Wednesday, 27 November 2013
330 Sir John Salusbury-Trelawny
Constituency : Tavistock 1843-52, 1857-65, East Cornwall 1868-85
Sir John was a Cornish baronet. He was educated at Westminster and Cambridge and became a barrister in 1841 but never actually practised. He entered Parliament for Tavistock in 1843 but over time his liberal views on religion including support for disestablishment , the Maynooth grant and Sunday trading alienated some of his support and he felt obliged to stand down in 1852. He fought Brighton, Liskeard and Bedford before opinion had moved on enough for Tavistock to accept him back in 1857 with the support of the Duke of Bedford.
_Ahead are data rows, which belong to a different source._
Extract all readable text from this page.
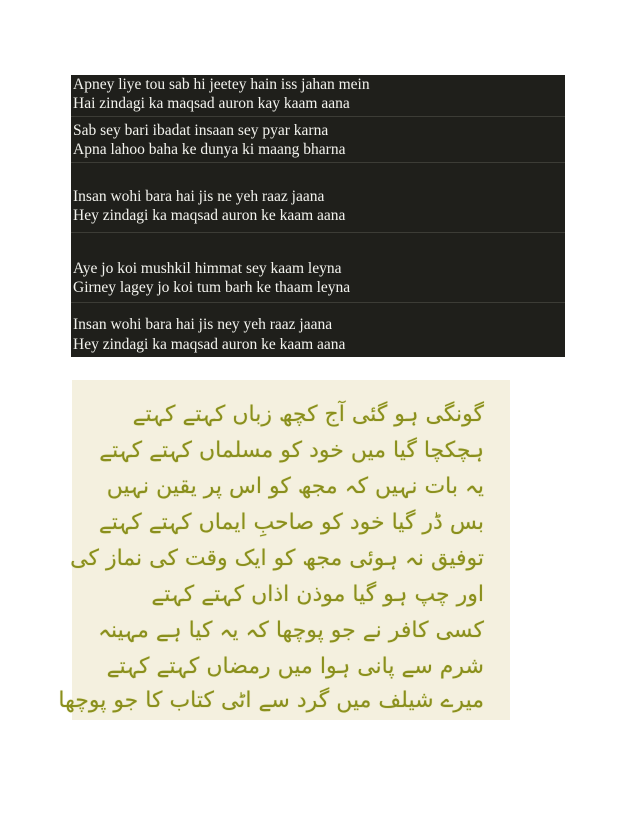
Apney liye tou sab hi jeetey hain iss jahan mein
Hai zindagi ka maqsad auron kay kaam aana
Sab sey bari ibadat insaan sey pyar karna
Apna lahoo baha ke dunya ki maang bharna
Insan wohi bara hai jis ne yeh raaz jaana
Hey zindagi ka maqsad auron ke kaam aana
Aye jo koi mushkil himmat sey kaam leyna
Girney lagey jo koi tum barh ke thaam leyna
Insan wohi bara hai jis ney yeh raaz jaana
Hey zindagi ka maqsad auron ke kaam aana
گونگی ہو گئی آج کچھ زباں کہتے کہتے
ہچکچا گیا میں خود کو مسلماں کہتے کہتے
یہ بات نہیں کہ مجھ کو اس پر یقین نہیں
بس ڈر گیا خود کو صاحبِ ایماں کہتے کہتے
توفیق نہ ہوئی مجھ کو ایک وقت کی نماز کی
اور چپ ہو گیا موذن اذاں کہتے کہتے
کسی کافر نے جو پوچھا کہ یہ کیا ہے مہینہ
شرم سے پانی ہوا میں رمضاں کہتے کہتے
میرے شیلف میں گرد سے اٹی کتاب کا جو پوچھا
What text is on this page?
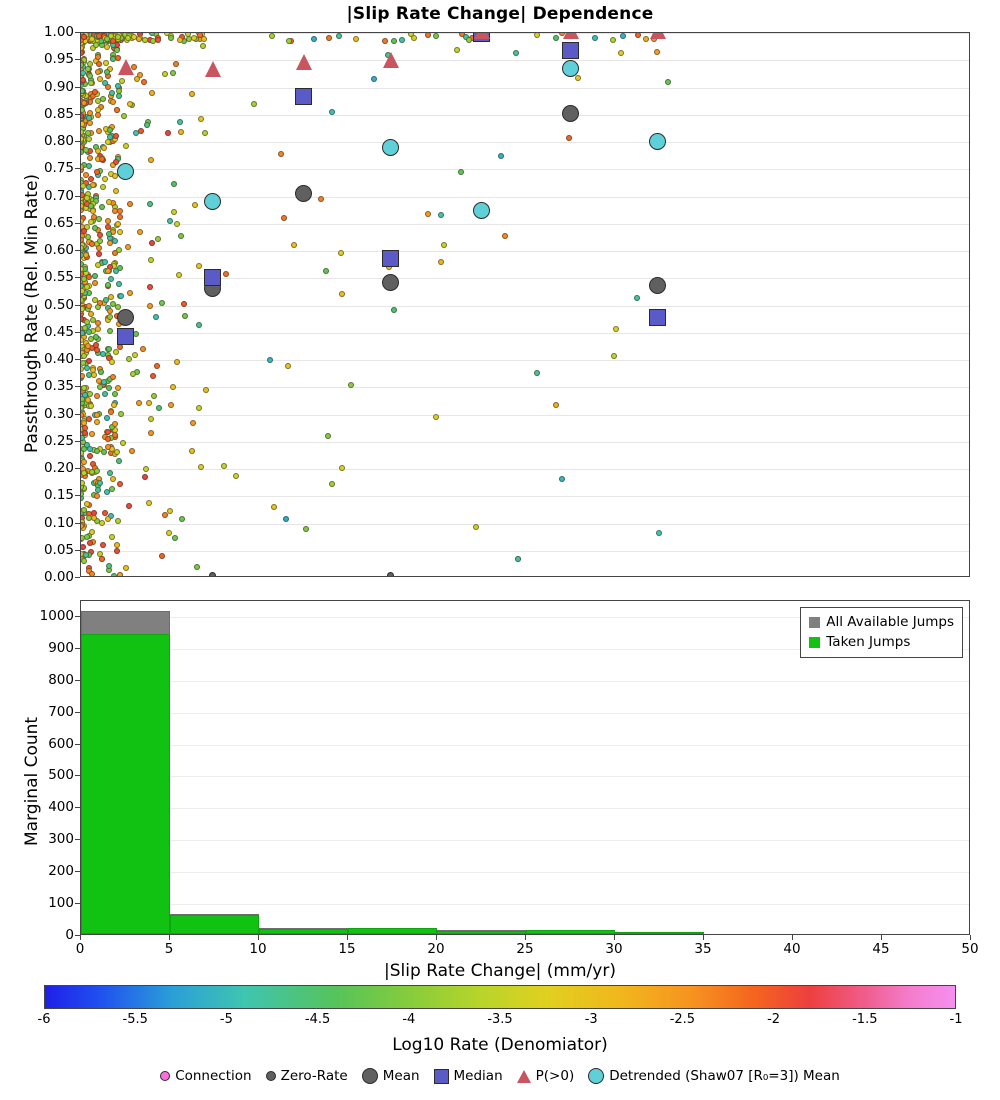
|Slip Rate Change| Dependence
0.00
0.05
0.10
0.15
0.20
0.25
0.30
0.35
0.40
0.45
0.50
0.55
0.60
0.65
0.70
0.75
0.80
0.85
0.90
0.95
1.00
Passthrough Rate (Rel. Min Rate)
All Available Jumps
Taken Jumps
0
100
200
300
400
500
600
700
800
900
1000
Marginal Count
0	5	10	15	20	25	30	35	40	45	50
|Slip Rate Change| (mm/yr)
-6	-5.5	-5	-4.5	-4	-3.5	-3	-2.5	-2	-1.5	-1
Log10 Rate (Denomiator)
Connection Zero-Rate	Mean	Median P(>0)	Detrended (Shaw07 [R₀=3]) Mean
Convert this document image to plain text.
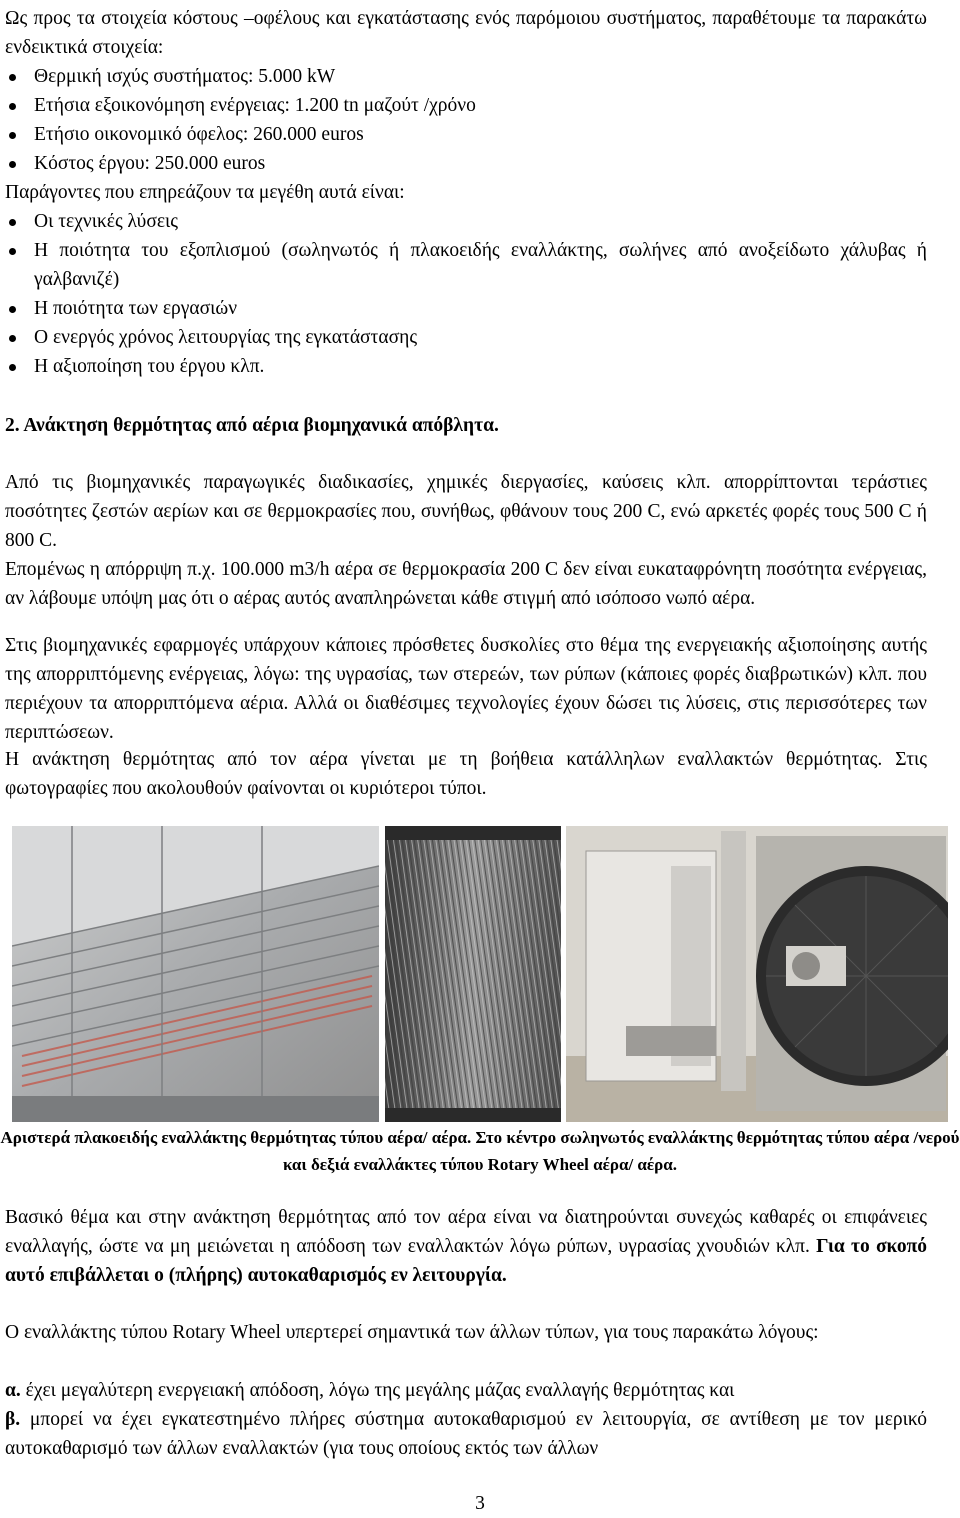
Ως προς τα στοιχεία κόστους –οφέλους και εγκατάστασης ενός παρόμοιου συστήματος, παραθέτουμε τα παρακάτω ενδεικτικά στοιχεία:

Θερμική ισχύς συστήματος: 5.000 kW
Ετήσια εξοικονόμηση ενέργειας: 1.200 tn μαζούτ /χρόνο
Ετήσιο οικονομικό όφελος: 260.000 euros
Κόστος έργου: 250.000 euros

Παράγοντες που επηρεάζουν τα μεγέθη αυτά είναι:

Οι τεχνικές λύσεις
Η ποιότητα του εξοπλισμού (σωληνωτός ή πλακοειδής εναλλάκτης, σωλήνες από ανοξείδωτο χάλυβας ή γαλβανιζέ)
Η ποιότητα των εργασιών
Ο ενεργός χρόνος λειτουργίας της εγκατάστασης
Η αξιοποίηση του έργου κλπ.

2. Ανάκτηση θερμότητας από αέρια βιομηχανικά απόβλητα.

Από τις βιομηχανικές παραγωγικές διαδικασίες, χημικές διεργασίες, καύσεις κλπ. απορρίπτονται τεράστιες ποσότητες ζεστών αερίων και σε θερμοκρασίες που, συνήθως, φθάνουν τους 200 C, ενώ αρκετές φορές τους 500 C ή 800 C.

Επομένως η απόρριψη π.χ. 100.000 m3/h αέρα σε θερμοκρασία 200 C δεν είναι ευκαταφρόνητη ποσότητα ενέργειας, αν λάβουμε υπόψη μας ότι ο αέρας αυτός αναπληρώνεται κάθε στιγμή από ισόποσο νωπό αέρα.

Στις βιομηχανικές εφαρμογές υπάρχουν κάποιες πρόσθετες δυσκολίες στο θέμα της ενεργειακής αξιοποίησης αυτής της απορριπτόμενης ενέργειας, λόγω: της υγρασίας, των στερεών, των ρύπων (κάποιες φορές διαβρωτικών) κλπ. που περιέχουν τα απορριπτόμενα αέρια. Αλλά οι διαθέσιμες τεχνολογίες έχουν δώσει τις λύσεις, στις περισσότερες των περιπτώσεων.

Η ανάκτηση θερμότητας από τον αέρα γίνεται με τη βοήθεια κατάλληλων εναλλακτών θερμότητας. Στις φωτογραφίες που ακολουθούν φαίνονται οι κυριότεροι τύποι.

Αριστερά πλακοειδής εναλλάκτης θερμότητας τύπου αέρα/ αέρα. Στο κέντρο σωληνωτός εναλλάκτης θερμότητας τύπου αέρα /νερού και δεξιά εναλλάκτες τύπου Rotary Wheel αέρα/ αέρα.

Βασικό θέμα και στην ανάκτηση θερμότητας από τον αέρα είναι να διατηρούνται συνεχώς καθαρές οι επιφάνειες εναλλαγής, ώστε να μη μειώνεται η απόδοση των εναλλακτών λόγω ρύπων, υγρασίας χνουδιών κλπ. Για το σκοπό αυτό επιβάλλεται ο (πλήρης) αυτοκαθαρισμός εν λειτουργία.

Ο εναλλάκτης τύπου Rotary Wheel υπερτερεί σημαντικά των άλλων τύπων, για τους παρακάτω λόγους:

α. έχει μεγαλύτερη ενεργειακή απόδοση, λόγω της μεγάλης μάζας εναλλαγής θερμότητας και

β. μπορεί να έχει εγκατεστημένο πλήρες σύστημα αυτοκαθαρισμού εν λειτουργία, σε αντίθεση με τον μερικό αυτοκαθαρισμό των άλλων εναλλακτών (για τους οποίους εκτός των άλλων

3
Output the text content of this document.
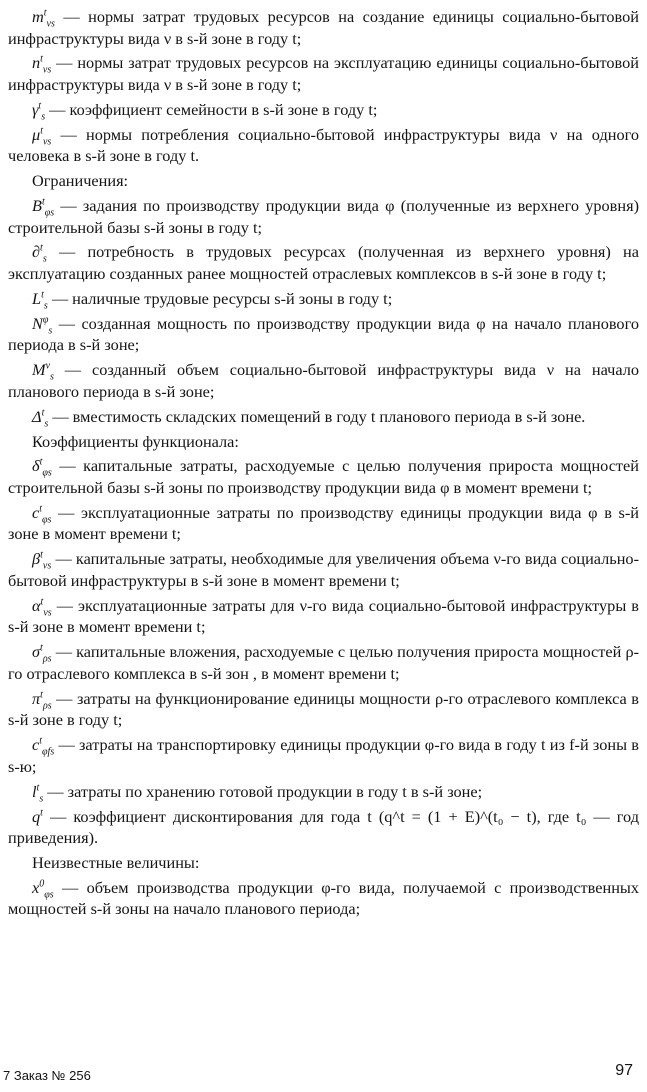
$m^t_{\nu s}$ — нормы затрат трудовых ресурсов на создание единицы социально-бытовой инфраструктуры вида ν в s-й зоне в году t;

$n^t_{\nu s}$ — нормы затрат трудовых ресурсов на эксплуатацию единицы социально-бытовой инфраструктуры вида ν в s-й зоне в году t;

$\gamma^t_s$ — коэффициент семейности в s-й зоне в году t;

$\mu^t_{\nu s}$ — нормы потребления социально-бытовой инфраструктуры вида ν на одного человека в s-й зоне в году t.

Ограничения:

$B^t_{\varphi s}$ — задания по производству продукции вида φ (полученные из верхнего уровня) строительной базы s-й зоны в году t;

∂$^t_s$ — потребность в трудовых ресурсах (полученная из верхнего уровня) на эксплуатацию созданных ранее мощностей отраслевых комплексов в s-й зоне в году t;

$L^t_s$ — наличные трудовые ресурсы s-й зоны в году t;

$N^\varphi_s$ — созданная мощность по производству продукции вида φ на начало планового периода в s-й зоне;

$M^\nu_s$ — созданный объем социально-бытовой инфраструктуры вида ν на начало планового периода в s-й зоне;

$\Delta^t_s$ — вместимость складских помещений в году t планового периода в s-й зоне.

Коэффициенты функционала:

$\delta^t_{\varphi s}$ — капитальные затраты, расходуемые с целью получения прироста мощностей строительной базы s-й зоны по производству продукции вида φ в момент времени t;

$c^t_{\varphi s}$ — эксплуатационные затраты по производству единицы продукции вида φ в s-й зоне в момент времени t;

$\beta^t_{\nu s}$ — капитальные затраты, необходимые для увеличения объема ν-го вида социально-бытовой инфраструктуры в s-й зоне в момент времени t;

$\alpha^t_{\nu s}$ — эксплуатационные затраты для ν-го вида социально-бытовой инфраструктуры в s-й зоне в момент времени t;

$\sigma^t_{\rho s}$ — капитальные вложения, расходуемые с целью получения прироста мощностей ρ-го отраслевого комплекса в s-й зон , в момент времени t;

$\pi^t_{\rho s}$ — затраты на функционирование единицы мощности ρ-го отраслевого комплекса в s-й зоне в году t;

$c^t_{\varphi fs}$ — затраты на транспортировку единицы продукции φ-го вида в году t из f-й зоны в s-ю;

$l^t_s$ — затраты по хранению готовой продукции в году t в s-й зоне;

$q^t$ — коэффициент дисконтирования для года t (q^t = (1 + E)^(t₀ − t), где t₀ — год приведения).

Неизвестные величины:

$x^0_{\varphi s}$ — объем производства продукции φ-го вида, получаемой с производственных мощностей s-й зоны на начало планового периода;

7 Заказ № 256	97
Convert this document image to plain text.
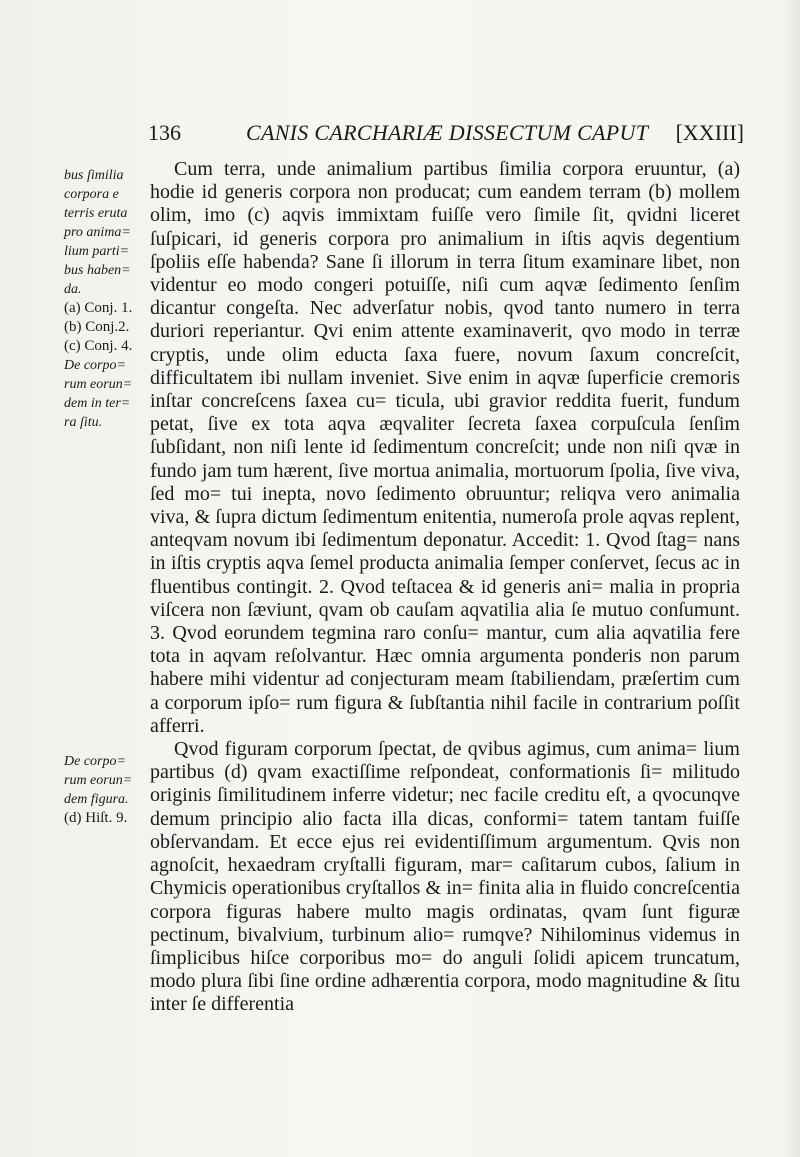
136	CANIS CARCHARIÆ DISSECTUM CAPUT [XXIII]
bus ſimilia
corpora e
terris eruta
pro anima=
lium parti=
bus haben=
da.
(a) Conj. 1.
(b) Conj.2.
(c) Conj. 4.
De corpo=
rum eorun=
dem in ter=
ra ſitu.
De corpo=
rum eorun=
dem figura.
(d) Hiſt. 9.

Cum terra, unde animalium partibus ſimilia corpora eruuntur, (a) hodie id generis corpora non producat; cum eandem terram (b) mollem olim, imo (c) aqvis immixtam fuiſſe vero ſimile ſit, qvidni liceret ſuſpicari, id generis corpora pro animalium in iſtis aqvis degentium ſpoliis eſſe habenda? Sane ſi illorum in terra ſitum examinare libet, non videntur eo modo congeri potuiſſe, niſi cum aqvæ ſedimento ſenſim dicantur congeſta. Nec adverſatur nobis, qvod tanto numero in terra duriori reperiantur. Qvi enim attente examinaverit, qvo modo in terræ cryptis, unde olim educta ſaxa fuere, novum ſaxum concreſcit, difficultatem ibi nullam inveniet. Sive enim in aqvæ ſuperficie cremoris inſtar concreſcens ſaxea cu= ticula, ubi gravior reddita fuerit, fundum petat, ſive ex tota aqva æqvaliter ſecreta ſaxea corpuſcula ſenſim ſubſidant, non niſi lente id ſedimentum concreſcit; unde non niſi qvæ in fundo jam tum hærent, ſive mortua animalia, mortuorum ſpolia, ſive viva, ſed mo= tui inepta, novo ſedimento obruuntur; reliqva vero animalia viva, & ſupra dictum ſedimentum enitentia, numeroſa prole aqvas replent, anteqvam novum ibi ſedimentum deponatur. Accedit: 1. Qvod ſtag= nans in iſtis cryptis aqva ſemel producta animalia ſemper conſervet, ſecus ac in fluentibus contingit. 2. Qvod teſtacea & id generis ani= malia in propria viſcera non ſæviunt, qvam ob cauſam aqvatilia alia ſe mutuo conſumunt. 3. Qvod eorundem tegmina raro conſu= mantur, cum alia aqvatilia fere tota in aqvam reſolvantur. Hæc omnia argumenta ponderis non parum habere mihi videntur ad conjecturam meam ſtabiliendam, præſertim cum a corporum ipſo= rum figura & ſubſtantia nihil facile in contrarium poſſit afferri.

Qvod figuram corporum ſpectat, de qvibus agimus, cum anima= lium partibus (d) qvam exactiſſime reſpondeat, conformationis ſi= militudo originis ſimilitudinem inferre videtur; nec facile creditu eſt, a qvocunqve demum principio alio facta illa dicas, conformi= tatem tantam fuiſſe obſervandam. Et ecce ejus rei evidentiſſimum argumentum. Qvis non agnoſcit, hexaedram cryſtalli figuram, mar= caſitarum cubos, ſalium in Chymicis operationibus cryſtallos & in= finita alia in fluido concreſcentia corpora figuras habere multo magis ordinatas, qvam ſunt figuræ pectinum, bivalvium, turbinum alio= rumqve? Nihilominus videmus in ſimplicibus hiſce corporibus mo= do anguli ſolidi apicem truncatum, modo plura ſibi ſine ordine adhærentia corpora, modo magnitudine & ſitu inter ſe differentia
Sir John was a radical. He campaigned for franchise extension and the ballot. Although an Anglican himself he took up the Nonconformist Liberation Society's cause of abolition of church rates and managed to persuade Tavistock parish to make the payments voluntarily in advance of national legislation to that effect. His position as champion of the Nonconformists and mastery of parliamentary procedure made him an important backbench figure always consulted by the whips. He introduced annual bills on abolition from 1858 to 1863 when he became uncomfortable with the militancy of the Society's parliamentary committee chairman C J Foster.
Sir John kept a detailed parliamentary diary between 1858 and 1865 which is a valuable source for Palmerston's second ministry illustrating the dilemma for radical MPs in that Parliament. He himself became a warm admirer of Palmerston - "what a slave to his duty" - and won his vote for abolition of church rates from 1859 onwards. In turn John became increasingly lukewarm about parliamentary reform and expressed alarm about Gladstone's 1864 speech on the subject.
In the 1860s Sir John brought in bills to allow atheists to give sworn evidence in court rebuffing his critics with the desire " to sin with Hobbes and Bentham". In 1864 he was largely responsible for the initial Contagious Diseases Act. The following year he again felt obliged to surrender Tavistock after local criticism of his support for Sunday museum opening and pubs remaining free to open on a Sunday.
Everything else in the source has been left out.